Prioritize These Scenarios

If you see an account with:

• Vulnerable = True in the Service Accounts report
• AND AES Key Missing or LM Hash in the Weak Passwords report

That’s a clear sign the account is:

• Using RC4-only encryption
• Storing crackable credentials
• And potentially Tier 0 or SPN-bearing

These accounts are high-value targets for Kerberoasting and Silver Ticket attacks — and should be remediated immediately by resetting the password and applying proper protections.

GPO Details Report – Is LM Hash Protection Actually Enabled?

To ensure legacy hashes aren’t being stored, the Group Policy setting must be configured correctly:

Setting:

Do not store LAN Manager hash value on next password change

To find it:

1. Go to GPO Details
2. Use the Settings widget
3. Filter by policy name

In modern environments, this is typically enabled on the Default Domain Policy.
If it’s missing or disabled, even new password resets will regenerate LM hashes, putting your environment at risk.

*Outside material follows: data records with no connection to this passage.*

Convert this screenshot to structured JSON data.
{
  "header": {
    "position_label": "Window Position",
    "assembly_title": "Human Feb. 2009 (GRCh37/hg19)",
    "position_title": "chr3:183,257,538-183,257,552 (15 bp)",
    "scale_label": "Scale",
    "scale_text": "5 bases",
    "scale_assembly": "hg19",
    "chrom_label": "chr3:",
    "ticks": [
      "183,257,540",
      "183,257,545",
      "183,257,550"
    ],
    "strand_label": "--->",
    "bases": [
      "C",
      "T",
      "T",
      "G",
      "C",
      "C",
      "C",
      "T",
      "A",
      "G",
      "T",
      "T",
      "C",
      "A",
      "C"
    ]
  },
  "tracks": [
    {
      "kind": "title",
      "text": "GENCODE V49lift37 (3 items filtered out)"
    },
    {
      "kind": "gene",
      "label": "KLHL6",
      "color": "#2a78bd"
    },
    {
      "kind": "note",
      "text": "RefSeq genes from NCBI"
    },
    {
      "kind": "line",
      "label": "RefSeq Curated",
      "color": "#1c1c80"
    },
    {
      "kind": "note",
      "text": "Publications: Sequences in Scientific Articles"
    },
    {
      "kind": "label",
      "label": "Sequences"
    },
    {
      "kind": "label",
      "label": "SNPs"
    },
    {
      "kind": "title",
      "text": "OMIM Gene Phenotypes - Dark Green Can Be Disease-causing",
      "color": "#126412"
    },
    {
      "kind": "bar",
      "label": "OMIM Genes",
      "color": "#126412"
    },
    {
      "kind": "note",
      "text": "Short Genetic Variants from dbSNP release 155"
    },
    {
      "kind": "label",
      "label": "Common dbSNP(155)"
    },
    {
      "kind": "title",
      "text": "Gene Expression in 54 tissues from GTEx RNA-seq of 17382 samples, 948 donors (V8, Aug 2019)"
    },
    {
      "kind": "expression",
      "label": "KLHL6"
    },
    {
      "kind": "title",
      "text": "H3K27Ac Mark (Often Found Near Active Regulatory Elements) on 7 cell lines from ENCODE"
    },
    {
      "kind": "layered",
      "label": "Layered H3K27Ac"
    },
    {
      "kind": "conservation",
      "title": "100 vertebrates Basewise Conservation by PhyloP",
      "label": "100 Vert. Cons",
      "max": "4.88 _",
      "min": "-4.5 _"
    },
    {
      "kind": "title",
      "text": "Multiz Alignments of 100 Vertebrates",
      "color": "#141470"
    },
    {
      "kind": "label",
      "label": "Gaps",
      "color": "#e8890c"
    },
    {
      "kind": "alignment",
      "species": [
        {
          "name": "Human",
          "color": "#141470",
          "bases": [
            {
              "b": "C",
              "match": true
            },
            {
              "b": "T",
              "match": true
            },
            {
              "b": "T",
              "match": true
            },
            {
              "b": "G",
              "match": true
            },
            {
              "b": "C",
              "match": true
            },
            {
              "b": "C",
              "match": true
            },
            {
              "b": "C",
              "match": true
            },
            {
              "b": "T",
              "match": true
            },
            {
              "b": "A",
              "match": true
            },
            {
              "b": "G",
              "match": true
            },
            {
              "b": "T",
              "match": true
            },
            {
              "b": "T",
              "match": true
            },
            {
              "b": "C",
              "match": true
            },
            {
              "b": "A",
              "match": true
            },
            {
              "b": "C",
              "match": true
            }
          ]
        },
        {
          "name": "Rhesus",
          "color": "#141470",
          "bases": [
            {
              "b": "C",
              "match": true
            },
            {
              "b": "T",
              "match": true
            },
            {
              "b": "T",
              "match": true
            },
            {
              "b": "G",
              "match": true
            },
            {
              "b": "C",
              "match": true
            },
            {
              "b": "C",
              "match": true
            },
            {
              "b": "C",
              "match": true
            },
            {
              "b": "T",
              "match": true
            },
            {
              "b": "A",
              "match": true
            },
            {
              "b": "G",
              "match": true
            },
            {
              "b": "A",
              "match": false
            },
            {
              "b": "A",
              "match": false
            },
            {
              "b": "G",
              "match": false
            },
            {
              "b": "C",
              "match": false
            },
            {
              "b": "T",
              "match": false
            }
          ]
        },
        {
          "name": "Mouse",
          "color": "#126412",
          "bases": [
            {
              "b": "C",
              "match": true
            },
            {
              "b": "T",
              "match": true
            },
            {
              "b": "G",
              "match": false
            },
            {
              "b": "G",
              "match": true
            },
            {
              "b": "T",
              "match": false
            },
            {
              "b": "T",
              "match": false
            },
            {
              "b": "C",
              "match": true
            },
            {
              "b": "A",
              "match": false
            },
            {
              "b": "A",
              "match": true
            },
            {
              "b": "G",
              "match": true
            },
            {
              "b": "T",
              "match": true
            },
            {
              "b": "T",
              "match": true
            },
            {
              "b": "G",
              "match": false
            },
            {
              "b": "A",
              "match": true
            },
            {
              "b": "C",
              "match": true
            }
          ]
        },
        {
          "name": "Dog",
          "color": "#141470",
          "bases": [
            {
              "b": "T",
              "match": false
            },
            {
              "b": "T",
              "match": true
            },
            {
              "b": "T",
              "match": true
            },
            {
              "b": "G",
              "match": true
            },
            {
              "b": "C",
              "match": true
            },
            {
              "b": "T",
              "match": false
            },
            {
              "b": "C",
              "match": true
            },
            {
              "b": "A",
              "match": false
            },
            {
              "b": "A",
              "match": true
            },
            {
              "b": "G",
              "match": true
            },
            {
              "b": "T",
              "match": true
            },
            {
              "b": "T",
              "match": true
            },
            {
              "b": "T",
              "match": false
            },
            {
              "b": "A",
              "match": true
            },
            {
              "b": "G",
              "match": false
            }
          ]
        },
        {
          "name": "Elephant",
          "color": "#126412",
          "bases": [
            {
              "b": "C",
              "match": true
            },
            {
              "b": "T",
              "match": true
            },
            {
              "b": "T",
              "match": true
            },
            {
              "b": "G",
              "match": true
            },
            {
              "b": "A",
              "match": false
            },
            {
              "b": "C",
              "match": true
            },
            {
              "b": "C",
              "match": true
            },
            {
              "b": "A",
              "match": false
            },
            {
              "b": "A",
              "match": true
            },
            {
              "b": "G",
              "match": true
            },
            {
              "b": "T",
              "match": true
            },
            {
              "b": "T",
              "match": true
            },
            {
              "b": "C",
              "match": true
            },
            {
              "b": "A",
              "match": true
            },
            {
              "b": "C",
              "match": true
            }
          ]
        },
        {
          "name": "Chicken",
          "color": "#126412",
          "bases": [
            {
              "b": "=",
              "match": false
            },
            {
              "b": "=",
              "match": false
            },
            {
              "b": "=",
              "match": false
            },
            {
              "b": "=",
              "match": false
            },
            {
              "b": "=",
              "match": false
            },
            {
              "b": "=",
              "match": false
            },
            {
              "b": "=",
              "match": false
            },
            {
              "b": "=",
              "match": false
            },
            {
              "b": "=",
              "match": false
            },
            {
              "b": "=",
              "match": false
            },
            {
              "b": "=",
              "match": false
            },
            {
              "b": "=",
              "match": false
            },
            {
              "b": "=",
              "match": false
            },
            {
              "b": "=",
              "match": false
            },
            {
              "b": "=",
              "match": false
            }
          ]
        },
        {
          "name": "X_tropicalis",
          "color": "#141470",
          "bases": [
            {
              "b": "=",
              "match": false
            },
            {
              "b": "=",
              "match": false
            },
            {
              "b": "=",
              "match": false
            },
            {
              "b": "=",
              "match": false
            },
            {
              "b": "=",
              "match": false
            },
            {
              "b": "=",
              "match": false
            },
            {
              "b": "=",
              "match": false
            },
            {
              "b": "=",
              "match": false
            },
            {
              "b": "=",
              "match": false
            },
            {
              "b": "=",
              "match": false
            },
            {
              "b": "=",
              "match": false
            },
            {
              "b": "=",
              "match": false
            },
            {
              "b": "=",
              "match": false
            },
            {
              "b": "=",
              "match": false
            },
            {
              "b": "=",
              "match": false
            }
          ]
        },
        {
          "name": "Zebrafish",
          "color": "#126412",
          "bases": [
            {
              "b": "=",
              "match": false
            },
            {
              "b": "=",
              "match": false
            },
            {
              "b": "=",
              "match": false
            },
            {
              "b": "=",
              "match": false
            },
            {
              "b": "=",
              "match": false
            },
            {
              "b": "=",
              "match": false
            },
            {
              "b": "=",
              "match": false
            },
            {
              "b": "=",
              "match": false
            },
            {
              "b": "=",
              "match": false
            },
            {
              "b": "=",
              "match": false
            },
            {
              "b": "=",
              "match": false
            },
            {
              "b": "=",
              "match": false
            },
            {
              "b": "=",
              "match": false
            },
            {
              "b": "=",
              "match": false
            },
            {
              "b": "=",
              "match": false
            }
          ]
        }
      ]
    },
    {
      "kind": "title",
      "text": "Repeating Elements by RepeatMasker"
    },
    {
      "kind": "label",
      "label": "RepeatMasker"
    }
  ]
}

How These Reports Work Together

Together, they help you identify high-risk service accounts that:

• Have SPNs
• Lack AES encryption
• Still store legacy NTLM hashes
• Are tied to admin privileges

These are the accounts attackers are actively scanning for.

This is great context on why these reports matter - great writeups, Brian!

These are incredible! Thank you for writing them, both!

You certainly know your way around markdown!